Right after graduating, one of Meg’s best friends from college needed a place to stay, after getting a job that was really close to Randy’s apartment. Meg recalled, “I’m almost positive that Randy told me he let my friend stay in his bedroom and he slept on the couch. He was like, ‘I can’t ever have a guest sleep on the couch or sleep on the floor!’” She had to come to terms with one of her best girlfriends sleeping in her boyfriend’s bed until she found her own place.
These incidents forced Meg to reconsider what she thought was socially appropriate. “In our society, people would say, ‘That’s not cool, you should be jealous and get upset.’ But at the end of the day, it comes down to trust.”
She had to learn that even though Randy was her boyfriend, she did not have a monopoly on his compassion and generosity. In each of these stories, after she had taken a step back from the situation, Meg felt blessed that her boyfriend was such a generous and trustworthy person. She also had to come to terms with his innocence in giving — and the ease and happiness with which he often gave, without considering the social implications.
She also had to come to terms with his innocence in giving — and the ease and happiness with which he often gave, without considering the social implications.
Meg and Randy cited their parents as people who shaped their attitude towards giving. For Meg, her father’s example helped her to be more generous. She says that her dad and Randy share the same innocence and cheerful spirit in the way they give. In Randy’s case, his mom’s example seemed to ingrain the idea of generosity into his mind. Meg observed that a part of learning generosity is having it modeled, and just as their parents taught them to give, they hope to model generosity to those around them.
Both Meg and Randy also talk about generosity as an attitude, referencing the same verse: “Each one must give as he has decided in his heart, not reluctantly or under compulsion, for God loves a cheerful giver” (2 Corinthians 9:7 ESV).
Randy argued that giving begrudgingly was not really giving and that generosity borne out of obligation was not really generosity. Rather, he saw generosity as a spirit of giving to others. When asked why he wanted to be generous, he said, “It’s something that I do without thinking about it.”
When asked why he wanted to be generous, he said, “It’s something that I do without thinking about it.”
Meg had a slightly different perspective. Although the ideal she outlined was freely giving, she likened being generous to diet and exercise. “Just because you don’t like it, doesn’t mean you don’t do it.” In the beginning, the practice of giving might seem forced, but the goal is for it to become natural, simply a part of who you are.
Once, as a school administrator, Randy had taken over a classroom of students that another teacher was unable to handle. Instead of being turned away by the stress and negativity of the situation, he was able to see beyond the rowdy behavior and have compassion on the students.
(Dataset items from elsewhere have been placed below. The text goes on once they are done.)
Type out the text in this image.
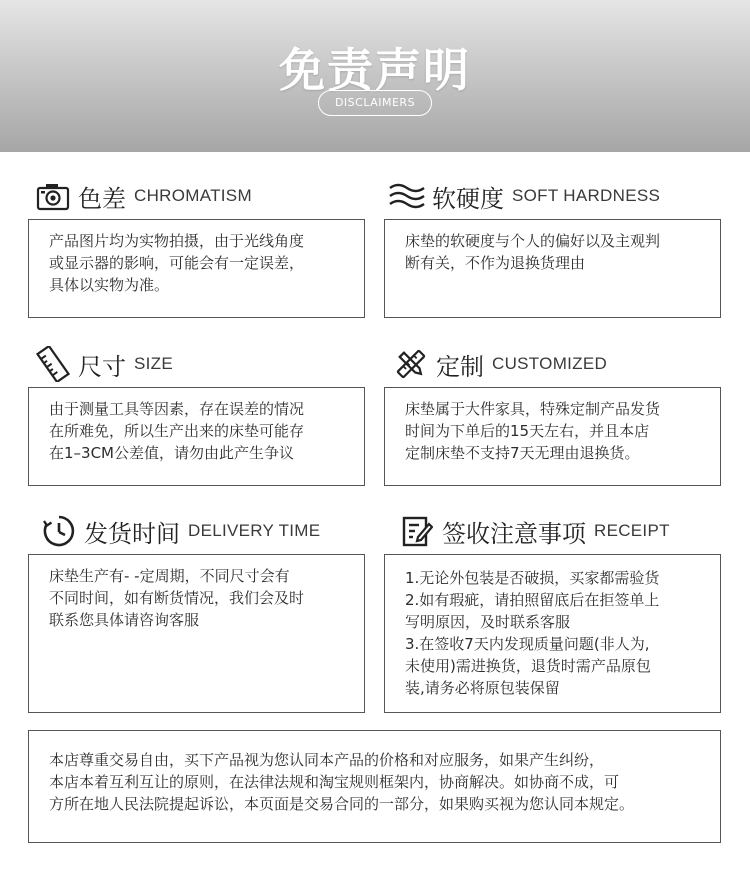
免责声明
DISCLAIMERS
色差 CHROMATISM
产品图片均为实物拍摄，由于光线角度
或显示器的影响，可能会有一定误差，
具体以实物为准。
软硬度 SOFT HARDNESS
床垫的软硬度与个人的偏好以及主观判
断有关，不作为退换货理由
尺寸 SIZE
由于测量工具等因素，存在误差的情况
在所难免，所以生产出来的床垫可能存
在1–3CM公差值，请勿由此产生争议
定制 CUSTOMIZED
床垫属于大件家具，特殊定制产品发货
时间为下单后的15天左右，并且本店
定制床垫不支持7天无理由退换货。
发货时间 DELIVERY TIME
床垫生产有- -定周期，不同尺寸会有
不同时间，如有断货情况，我们会及时
联系您具体请咨询客服
签收注意事项 RECEIPT
1.无论外包装是否破损，买家都需验货
2.如有瑕疵，请拍照留底后在拒签单上
写明原因，及时联系客服
3.在签收7天内发现质量问题(非人为,
未使用)需进换货，退货时需产品原包
装,请务必将原包装保留
本店尊重交易自由，买下产品视为您认同本产品的价格和对应服务，如果产生纠纷，
本店本着互利互让的原则，在法律法规和淘宝规则框架内，协商解决。如协商不成，可
方所在地人民法院提起诉讼，本页面是交易合同的一部分，如果购买视为您认同本规定。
Randy saw their hurt as a result of constant failure. He patiently taught the students, one math problem at a time. In the end, some of the students who had previously failed Algebra were finally able to pass. Several years later, the school held a farewell assembly for Randy. One of the students from that class went on stage and publicly apologized to Randy, in front of all of his peers.
Meg said, “How can we be generous in spirit and in kindness and in goodness and in hope?” This, she says, might be what Jesus meant in being a cheerful giver — to really give from the heart.